There was a lot of finger-pointing at the Marikana Commission of Inquiry on Monday where the South African Police Service and Lonmin took much of the blame for the deaths of 34 striking miners who were shot dead on August 16.
While the police service said in its opening statement that the 34 who were killed were either charging at police or resisting arrest‚ representatives of the families‚ the two labour unions and the Legal Resources Centre questioned the explanation proffered by the police service.
Lonmin was also blamed for negotiating with workers outside of the collective bargaining platforms when it suited it and later ignoring those workers.
Counsel for the police service Ishmael Semenya SC said this tragedy could have been avoided if all parties had played their roles to avert the deaths.
“Evidence will show that in July‚ Lonmin struck a deal with workers outside the bargaining processes.” Semenya said when the engagement between the workers and Lonmin reached a breaking point‚ Lonmin refused to negotiate with the workers on their wage demands.

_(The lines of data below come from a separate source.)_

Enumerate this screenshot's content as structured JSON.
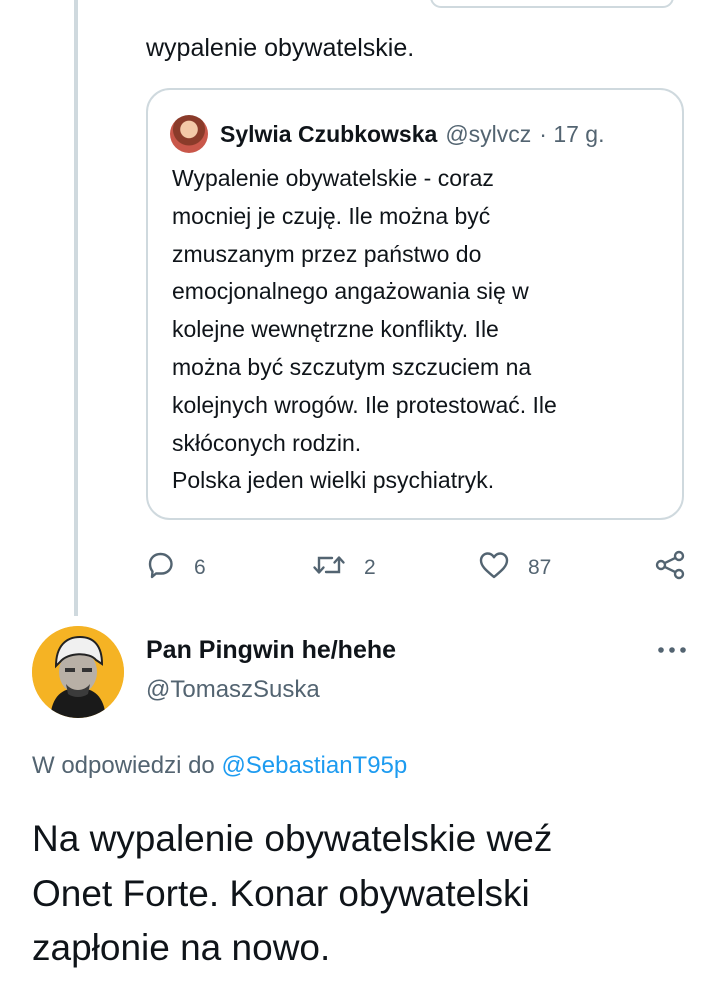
{
  "previous_tweet": {
    "text_tail": "wypalenie obywatelskie."
  },
  "quoted_tweet": {
    "author_name": "Sylwia Czubkowska",
    "author_handle": "@sylvcz",
    "time": "· 17 g.",
    "body": "Wypalenie obywatelskie - coraz\nmocniej je czuję. Ile można być\nzmuszanym przez państwo do\nemocjonalnego angażowania się w\nkolejne wewnętrzne konflikty. Ile\nmożna być szczutym szczuciem na\nkolejnych wrogów. Ile protestować. Ile\nskłóconych rodzin.\nPolska jeden wielki psychiatryk."
  },
  "actions": {
    "reply_count": "6",
    "retweet_count": "2",
    "like_count": "87",
    "icons": [
      "reply-icon",
      "retweet-icon",
      "like-icon",
      "share-icon"
    ]
  },
  "reply_tweet": {
    "author_name": "Pan Pingwin he/hehe",
    "author_handle": "@TomaszSuska",
    "reply_context_prefix": "W odpowiedzi do",
    "reply_context_mention": "@SebastianT95p",
    "body": "Na wypalenie obywatelskie weź\nOnet Forte. Konar obywatelski\nzapłonie na nowo."
  },
  "colors": {
    "text": "#0f1419",
    "secondary": "#536471",
    "accent": "#1d9bf0",
    "border": "#cfd9de",
    "avatar_bg": "#f5b324"
  }
}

“This inconsistent approach must have sent mixed messages to protesters.”
Semenya said Lonmin created a beast that it later found impossible to tame.
Schalk Burger‚ for Lonmin‚ said the area in which the shooting occurred was under the control of the SAPS.

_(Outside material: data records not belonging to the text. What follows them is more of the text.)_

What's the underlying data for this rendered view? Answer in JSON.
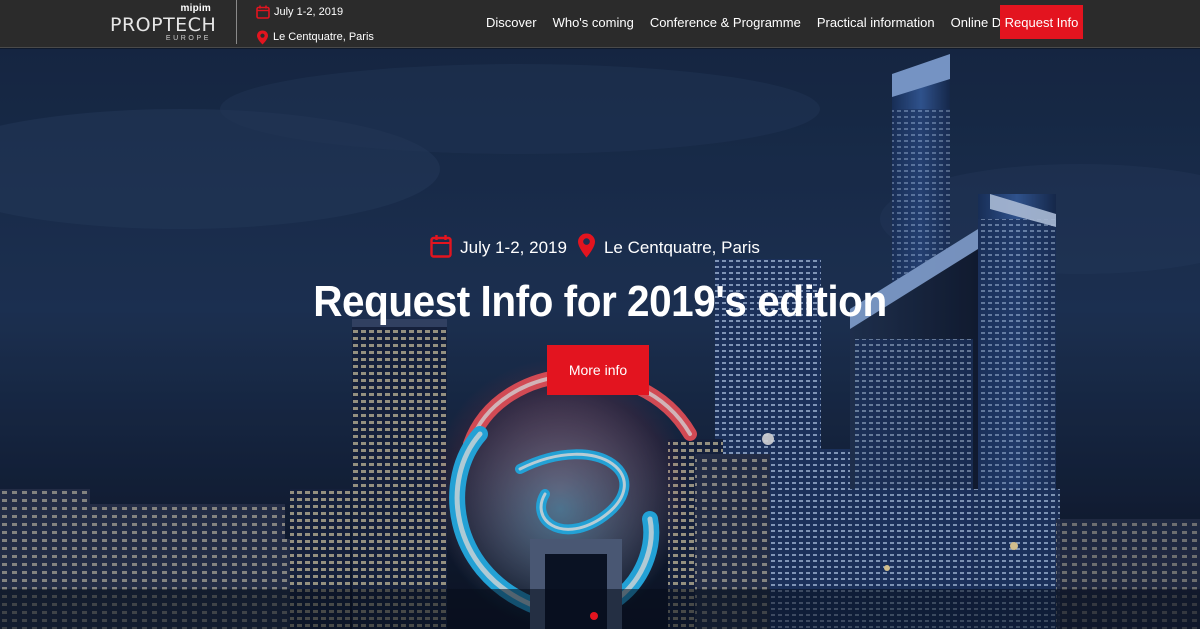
{
  "brand": {
    "top": "mipim",
    "main": "PROPTECH",
    "sub": "EUROPE"
  },
  "event": {
    "date": "July 1-2, 2019",
    "location": "Le Centquatre, Paris"
  },
  "nav": {
    "items": [
      {
        "label": "Discover"
      },
      {
        "label": "Who's coming"
      },
      {
        "label": "Conference & Programme"
      },
      {
        "label": "Practical information"
      },
      {
        "label": "Online Database"
      }
    ],
    "cta": "Request Info"
  },
  "hero": {
    "date": "July 1-2, 2019",
    "location": "Le Centquatre, Paris",
    "title": "Request Info for 2019's edition",
    "button": "More info"
  },
  "icons": {
    "date": "calendar-icon",
    "location": "map-pin-icon"
  },
  "colors": {
    "accent": "#e3141f",
    "topbar": "#2b2b2b",
    "sky": "#1f3456"
  }
}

Karel Tip SC‚ for the National Union of Mineworkers‚ said Lonmin's action - of unilaterally negotiating with workers outside the bargaining process – undermined the agreed processes.
Tim Bruinders SC‚ for the Association of Mineworkers and Construction Union (Amcu)‚ said its president Joseph Mathunjwa had tried to arrange a meeting between Lonmin and striking workers‚ at the request of the workers‚ without success. Bruinders said on August 16‚ Mathunjwa informed the striking workers that Lonmin was not prepared to negotiate with them at their gathering place at the koppie. After leaving the striking workers‚ Bruinders said the shooting took place.
George Bizos SC‚ for the Legal Resources Centre‚ said the force used by the police on August 16 was not sanctioned by any of the country's laws‚ or the Constitution.
“We have not seen any evidence of any policeman being shot at on the August 16‚” said Bizos.
He also asked who had taken the decision to use live ammunition.
Dumisa Ntsebeza‚ who represents 21 families of those killed in Marikana‚ said it would invite the commission to make a finding that those who were killed were unlawfully killed by the police service.
He said before the shooting on August 16‚ there appeared to be no direct order issued by the police and nor was there any ultimatum issued.
“After what was described as a show of force‚ the SAPS sought to encircle and entrap workers and block the miners' likely dispersal route to the Nkaneng informal settlement. It was this event and this event alone which precipitated the movement of strikers off the mountain.
“They had no choice but to move down the mountain‚” said Ntsebeza.
Ntsebeza said in these circumstances‚ death and injury was predictable.
“Less predictable is that some of these miners were shot in the back while they were charging at the police. The use of automatic rifles is surprising‚ especially despite lack of evidence that workers were carrying heavy arms.”
Ntsebeza asked the commission to place evidence to show that the timing and the manner of the SAPS response to the gathering at the mountain was aggressive‚ misguided‚ disproportionate‚ unreasonable and unlawful.
Ntsebeza said although Lonmin said this was not the time to apportion blame‚ the families believed that Lonmin must take blame. He said Lonmin consistently refused to have that meeting even when there were indications that there could be violence.
“Whether or not meeting with Lonmin would have averted the deaths‚ we will never know‚” he said.
Ntsebeza said that after the massacre‚ Lonmin did agree to negotiate with the workers and ultimately reached a settlement that ended the strike.